Y el regreso es maduro, más profundo, enfrentando un tema del que poco se habla: las drogas. Con un acercamiento muy argentino, real y nada melodramáico, Kamín y su coguionista Adriana Man plantean una sociedad dividida entre un grupo de adolescentes desempleados, y drogadictos, y unos mayores, no mucho más coherentes, aunque seguramente más hipócritas.
Los protagonistas, de mundos aparentemente diferentes, son Vito -impecable y revelador trabajo que consagra a Mariano Torre como uno de los actores jóvenes con más proyección- y a la “Torda”, la doctora, una segura y maleable Silvina Segundo. Ellos son vecinos, él aspirante a futbolista abandonado a las drogas; ella madre de familia traicionada por un marido del cual se separa (Mario Pasik) y aferrada a una piola amiga fiel (Verónica Llinás). Entre ellos dos irán mostrando las historias de este barrio poblado por la bandita de la plaza, en la que destacan la “gorda” motoquera –una maravillosa Vanesa Wainberg, que ya había descollado como la hija de Pinti en “Arregui”-, y el gringo, un pastillero adicto a los fierros, muy bien interpretado por Javo Rocha. Entre las madres de ambos, representantes de las dos clases sociales, aportan su oficio y algo más, en la pobreza Leonor Manso, y en la riqueza Cristina Banegas.

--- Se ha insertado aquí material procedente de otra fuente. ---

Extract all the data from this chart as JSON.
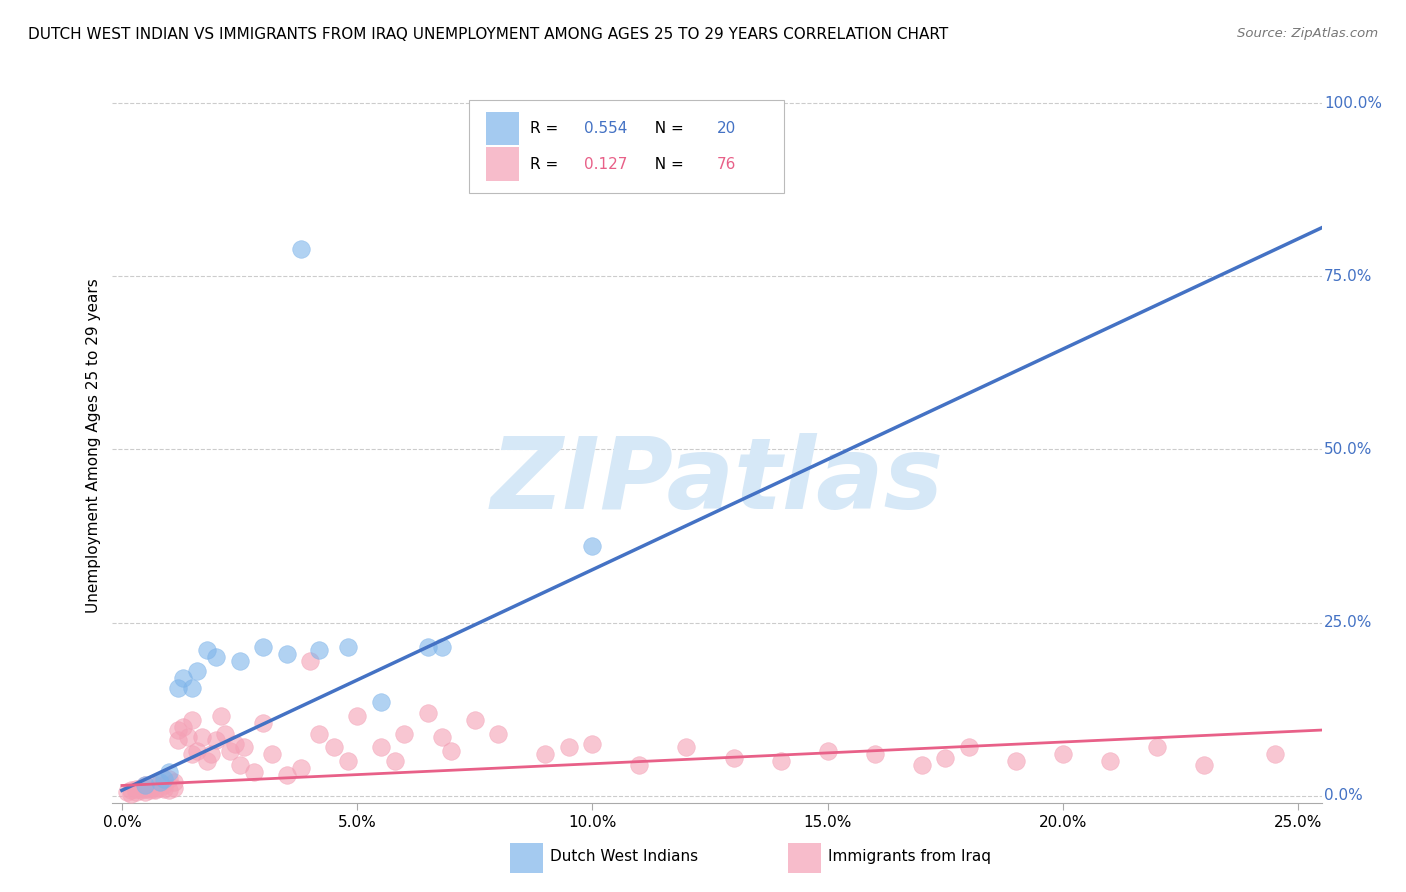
{
  "title": "DUTCH WEST INDIAN VS IMMIGRANTS FROM IRAQ UNEMPLOYMENT AMONG AGES 25 TO 29 YEARS CORRELATION CHART",
  "source": "Source: ZipAtlas.com",
  "ylabel": "Unemployment Among Ages 25 to 29 years",
  "x_tick_labels": [
    "0.0%",
    "5.0%",
    "10.0%",
    "15.0%",
    "20.0%",
    "25.0%"
  ],
  "x_tick_vals": [
    0.0,
    0.05,
    0.1,
    0.15,
    0.2,
    0.25
  ],
  "y_tick_labels": [
    "0.0%",
    "25.0%",
    "50.0%",
    "75.0%",
    "100.0%"
  ],
  "y_tick_vals": [
    0.0,
    0.25,
    0.5,
    0.75,
    1.0
  ],
  "xlim": [
    -0.002,
    0.255
  ],
  "ylim": [
    -0.01,
    1.02
  ],
  "blue_R": "0.554",
  "blue_N": "20",
  "pink_R": "0.127",
  "pink_N": "76",
  "legend_label_blue": "Dutch West Indians",
  "legend_label_pink": "Immigrants from Iraq",
  "blue_color": "#7EB4EA",
  "pink_color": "#F4A0B5",
  "blue_line_color": "#4472C4",
  "pink_line_color": "#E86088",
  "blue_text_color": "#4472C4",
  "pink_text_color": "#E86088",
  "watermark_text": "ZIPatlas",
  "watermark_color": "#D6E8F7",
  "background_color": "#FFFFFF",
  "grid_color": "#CCCCCC",
  "blue_scatter_x": [
    0.005,
    0.008,
    0.009,
    0.01,
    0.012,
    0.013,
    0.015,
    0.016,
    0.018,
    0.02,
    0.025,
    0.03,
    0.035,
    0.038,
    0.042,
    0.048,
    0.055,
    0.065,
    0.068,
    0.1
  ],
  "blue_scatter_y": [
    0.015,
    0.02,
    0.025,
    0.035,
    0.155,
    0.17,
    0.155,
    0.18,
    0.21,
    0.2,
    0.195,
    0.215,
    0.205,
    0.79,
    0.21,
    0.215,
    0.135,
    0.215,
    0.215,
    0.36
  ],
  "pink_scatter_x": [
    0.001,
    0.002,
    0.002,
    0.003,
    0.003,
    0.004,
    0.004,
    0.005,
    0.005,
    0.005,
    0.006,
    0.006,
    0.007,
    0.007,
    0.007,
    0.008,
    0.008,
    0.009,
    0.009,
    0.01,
    0.01,
    0.011,
    0.011,
    0.012,
    0.012,
    0.013,
    0.014,
    0.015,
    0.015,
    0.016,
    0.017,
    0.018,
    0.019,
    0.02,
    0.021,
    0.022,
    0.023,
    0.024,
    0.025,
    0.026,
    0.028,
    0.03,
    0.032,
    0.035,
    0.038,
    0.04,
    0.042,
    0.045,
    0.048,
    0.05,
    0.055,
    0.058,
    0.06,
    0.065,
    0.068,
    0.07,
    0.075,
    0.08,
    0.09,
    0.095,
    0.1,
    0.11,
    0.12,
    0.13,
    0.14,
    0.15,
    0.16,
    0.17,
    0.175,
    0.18,
    0.19,
    0.2,
    0.21,
    0.22,
    0.23,
    0.245
  ],
  "pink_scatter_y": [
    0.005,
    0.003,
    0.008,
    0.005,
    0.01,
    0.008,
    0.012,
    0.005,
    0.01,
    0.015,
    0.008,
    0.012,
    0.01,
    0.015,
    0.008,
    0.012,
    0.018,
    0.01,
    0.015,
    0.008,
    0.025,
    0.012,
    0.02,
    0.08,
    0.095,
    0.1,
    0.085,
    0.11,
    0.06,
    0.065,
    0.085,
    0.05,
    0.06,
    0.08,
    0.115,
    0.09,
    0.065,
    0.075,
    0.045,
    0.07,
    0.035,
    0.105,
    0.06,
    0.03,
    0.04,
    0.195,
    0.09,
    0.07,
    0.05,
    0.115,
    0.07,
    0.05,
    0.09,
    0.12,
    0.085,
    0.065,
    0.11,
    0.09,
    0.06,
    0.07,
    0.075,
    0.045,
    0.07,
    0.055,
    0.05,
    0.065,
    0.06,
    0.045,
    0.055,
    0.07,
    0.05,
    0.06,
    0.05,
    0.07,
    0.045,
    0.06
  ],
  "blue_trend_x": [
    0.0,
    0.255
  ],
  "blue_trend_y": [
    0.008,
    0.82
  ],
  "pink_trend_x": [
    0.0,
    0.255
  ],
  "pink_trend_y": [
    0.015,
    0.095
  ]
}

Vito no puede volver al fútbol ni abandonar las drogas, la doctora se recibe y encausa su nueva vida. Y entre estos dos personajes, muy bien apoyados, en la profundidad de la composición de todos los miembros de la banda, se irán entremezclando las historias y nos llevarán en un duro entretenimiento, muy bien contado por una cámara ágil y experta.
Un regreso más que elocuente para Kamín, que deja sin respuestas los planteos del film, y con el cual uno se pregunta por qué tardó tanto en volver a filmar, si puede hacerlo de esta manera.